Since then there have been ridiculous adventure movies (1980's Raise The Titanic), melodramas (the Oscar-winning Titanic from 1953, starring Clifton Webb and Barbara Stanwyck as an estranged couple) and straight historical epics (1958's A Night To Remember, starring Kenneth More and widely praised for its accuracy). The Titanic filmography even extends to, bizarrely, a Nazi propaganda film: 1943's Titanic was an attempt to show how the greedy British were to blame for the tragedy - and the hero was a fictitious German First Officer. It wasn't completely crazy as a concept, though: James Cameron's film borrowed many of its social elements.

But the scope, realism and sheer storytelling power of Cameron's Titanic have made any films since 1997 just a little pointless - although that didn't prevent a hilariously poor Italian animation from doing the rounds in 2001. Whoever thought that a band of Mexican, er, mice might lighten the mood on board the doomed ship was clearly a comic genius... working on the wrong film. Still, the presence of a Titanic musical proves that nothing, not even 1,500 deaths in a cold ocean, is truly safe from the clutches of the wildly emotional singalong.

And yet, unbelievably, Titanic: A New Musical opened on Broadway in 1997, winning five prestigious Tony awards before touring in Europe, Australia and Japan. Of course, it helped that Cameron's film contributed to a sense of Titanic mania, but the musical actually came first. Indeed, the writer Maury Yeston put her finger on why the Titanic has been such an object of fascination for writers and audiences in a more eloquent way than anyone before or since.
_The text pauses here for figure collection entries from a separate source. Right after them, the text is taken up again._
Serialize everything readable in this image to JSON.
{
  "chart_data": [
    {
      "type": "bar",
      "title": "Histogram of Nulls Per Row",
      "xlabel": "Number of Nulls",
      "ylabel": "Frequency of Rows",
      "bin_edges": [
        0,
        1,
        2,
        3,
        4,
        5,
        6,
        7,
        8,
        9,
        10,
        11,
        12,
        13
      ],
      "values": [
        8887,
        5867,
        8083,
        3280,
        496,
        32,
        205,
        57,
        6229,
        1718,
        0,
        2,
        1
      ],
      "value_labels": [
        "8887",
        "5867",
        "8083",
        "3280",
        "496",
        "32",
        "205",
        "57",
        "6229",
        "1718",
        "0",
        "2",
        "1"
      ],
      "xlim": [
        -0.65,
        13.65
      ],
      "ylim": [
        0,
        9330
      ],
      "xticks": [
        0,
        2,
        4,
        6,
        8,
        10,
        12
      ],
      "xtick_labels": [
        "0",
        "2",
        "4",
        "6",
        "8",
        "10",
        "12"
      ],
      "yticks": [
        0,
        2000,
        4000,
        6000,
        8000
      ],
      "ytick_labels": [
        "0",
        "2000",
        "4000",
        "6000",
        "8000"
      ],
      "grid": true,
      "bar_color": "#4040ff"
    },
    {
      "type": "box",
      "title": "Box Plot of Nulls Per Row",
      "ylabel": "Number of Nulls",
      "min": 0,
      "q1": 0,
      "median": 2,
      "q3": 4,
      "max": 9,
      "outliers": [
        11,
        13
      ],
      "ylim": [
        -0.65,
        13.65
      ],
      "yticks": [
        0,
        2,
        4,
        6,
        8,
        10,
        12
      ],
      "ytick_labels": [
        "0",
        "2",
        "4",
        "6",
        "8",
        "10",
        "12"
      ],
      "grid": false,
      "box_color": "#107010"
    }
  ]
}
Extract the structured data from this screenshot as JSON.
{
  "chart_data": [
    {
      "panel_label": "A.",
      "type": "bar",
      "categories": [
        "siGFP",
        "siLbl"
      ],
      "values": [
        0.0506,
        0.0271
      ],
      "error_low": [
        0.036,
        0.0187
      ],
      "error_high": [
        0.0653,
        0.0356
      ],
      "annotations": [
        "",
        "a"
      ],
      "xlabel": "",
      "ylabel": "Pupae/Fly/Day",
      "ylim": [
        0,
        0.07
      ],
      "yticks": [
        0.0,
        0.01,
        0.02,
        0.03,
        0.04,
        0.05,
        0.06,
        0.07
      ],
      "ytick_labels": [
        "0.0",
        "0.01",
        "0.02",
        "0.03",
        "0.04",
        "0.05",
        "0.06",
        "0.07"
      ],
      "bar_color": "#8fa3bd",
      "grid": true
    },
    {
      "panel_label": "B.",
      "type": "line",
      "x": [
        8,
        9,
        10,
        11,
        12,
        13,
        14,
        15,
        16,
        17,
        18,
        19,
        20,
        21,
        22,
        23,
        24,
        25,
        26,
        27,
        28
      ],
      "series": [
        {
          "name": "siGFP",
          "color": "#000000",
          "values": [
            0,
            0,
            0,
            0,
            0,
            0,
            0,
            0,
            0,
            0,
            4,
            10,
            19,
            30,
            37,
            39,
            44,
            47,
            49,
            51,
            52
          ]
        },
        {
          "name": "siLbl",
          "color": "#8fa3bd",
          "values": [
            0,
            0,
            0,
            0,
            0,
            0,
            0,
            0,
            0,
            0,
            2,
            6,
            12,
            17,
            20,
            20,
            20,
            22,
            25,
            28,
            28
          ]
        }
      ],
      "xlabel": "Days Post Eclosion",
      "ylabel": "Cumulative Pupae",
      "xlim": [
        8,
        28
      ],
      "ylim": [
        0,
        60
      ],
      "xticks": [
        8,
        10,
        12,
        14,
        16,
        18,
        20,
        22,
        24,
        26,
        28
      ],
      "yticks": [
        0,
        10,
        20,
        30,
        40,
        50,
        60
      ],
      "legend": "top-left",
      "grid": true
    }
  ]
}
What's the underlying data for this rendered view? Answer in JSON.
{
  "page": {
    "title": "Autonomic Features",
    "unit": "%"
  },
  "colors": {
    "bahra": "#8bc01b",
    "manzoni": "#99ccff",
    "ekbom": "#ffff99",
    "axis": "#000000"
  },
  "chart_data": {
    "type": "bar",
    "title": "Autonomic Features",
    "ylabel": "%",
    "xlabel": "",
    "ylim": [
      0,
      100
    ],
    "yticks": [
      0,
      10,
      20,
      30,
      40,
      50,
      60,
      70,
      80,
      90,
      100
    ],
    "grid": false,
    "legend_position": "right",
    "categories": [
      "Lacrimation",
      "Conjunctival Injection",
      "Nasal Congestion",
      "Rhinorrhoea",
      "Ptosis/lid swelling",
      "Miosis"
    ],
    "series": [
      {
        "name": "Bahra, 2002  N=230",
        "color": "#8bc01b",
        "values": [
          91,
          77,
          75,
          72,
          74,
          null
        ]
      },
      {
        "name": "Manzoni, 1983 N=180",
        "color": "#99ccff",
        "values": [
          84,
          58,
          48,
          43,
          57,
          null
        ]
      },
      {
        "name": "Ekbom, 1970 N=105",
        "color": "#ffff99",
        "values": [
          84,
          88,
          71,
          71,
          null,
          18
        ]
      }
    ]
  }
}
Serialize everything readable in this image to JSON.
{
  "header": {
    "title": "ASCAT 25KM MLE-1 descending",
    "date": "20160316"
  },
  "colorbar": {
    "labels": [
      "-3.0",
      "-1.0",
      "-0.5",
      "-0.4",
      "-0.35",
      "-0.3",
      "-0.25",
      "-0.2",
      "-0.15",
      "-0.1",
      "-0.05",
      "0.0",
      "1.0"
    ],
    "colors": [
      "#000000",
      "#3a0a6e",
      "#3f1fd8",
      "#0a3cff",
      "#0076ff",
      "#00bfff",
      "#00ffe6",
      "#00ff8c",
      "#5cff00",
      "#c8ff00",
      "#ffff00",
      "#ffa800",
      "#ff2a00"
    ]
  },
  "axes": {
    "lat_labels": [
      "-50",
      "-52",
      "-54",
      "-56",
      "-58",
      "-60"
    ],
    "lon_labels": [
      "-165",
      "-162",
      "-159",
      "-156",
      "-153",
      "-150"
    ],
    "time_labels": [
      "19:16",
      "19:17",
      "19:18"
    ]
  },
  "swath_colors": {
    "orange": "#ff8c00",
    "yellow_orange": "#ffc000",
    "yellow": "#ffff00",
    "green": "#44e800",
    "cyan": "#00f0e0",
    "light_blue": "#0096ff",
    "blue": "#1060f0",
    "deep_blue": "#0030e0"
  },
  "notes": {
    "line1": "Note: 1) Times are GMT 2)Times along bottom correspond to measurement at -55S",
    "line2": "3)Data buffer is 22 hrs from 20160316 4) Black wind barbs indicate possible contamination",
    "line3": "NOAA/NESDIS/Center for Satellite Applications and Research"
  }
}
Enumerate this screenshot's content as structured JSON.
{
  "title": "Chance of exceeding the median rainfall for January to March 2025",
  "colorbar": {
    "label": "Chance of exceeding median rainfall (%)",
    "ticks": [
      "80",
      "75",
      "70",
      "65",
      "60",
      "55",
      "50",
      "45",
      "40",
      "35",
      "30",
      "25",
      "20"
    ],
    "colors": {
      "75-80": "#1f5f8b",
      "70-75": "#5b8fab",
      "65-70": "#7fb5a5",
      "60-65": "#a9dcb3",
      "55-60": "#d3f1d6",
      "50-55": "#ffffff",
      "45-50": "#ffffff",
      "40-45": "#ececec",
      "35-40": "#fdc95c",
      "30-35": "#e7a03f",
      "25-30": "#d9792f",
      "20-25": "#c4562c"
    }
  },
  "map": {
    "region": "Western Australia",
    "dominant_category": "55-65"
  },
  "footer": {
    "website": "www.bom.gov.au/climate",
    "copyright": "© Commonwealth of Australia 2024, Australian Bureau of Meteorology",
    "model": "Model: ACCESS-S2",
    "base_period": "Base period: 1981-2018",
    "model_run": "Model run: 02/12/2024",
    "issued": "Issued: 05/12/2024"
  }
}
"What drew me to the project was the positive aspects of what the ship represented," she revealed in her biography. "Humankind's striving after great artistic works and similar technological feats, despite the possibility of tragic failure, and the dreams of the passengers on board. The collision with the iceberg dashed all of these dreams simultaneously, and the subsequent transformation of character of the passengers and crew had, it seemed to me, the potential for great emotional and musical expression onstage."

Against all the odds - after all, one song is the snigger-inducing Dressed in Your Pyjamas in the Grand Salon - Yeston pulled the musical off. And there can be no higher praise than the staging of Titanic: A New Musical on the 100th anniversary next year, at the Grand Opera House in Belfast. It might not be quite as high profile as the premiere of Fellowes's series, of course. But the story they will both tell remains as compelling as ever, a century on.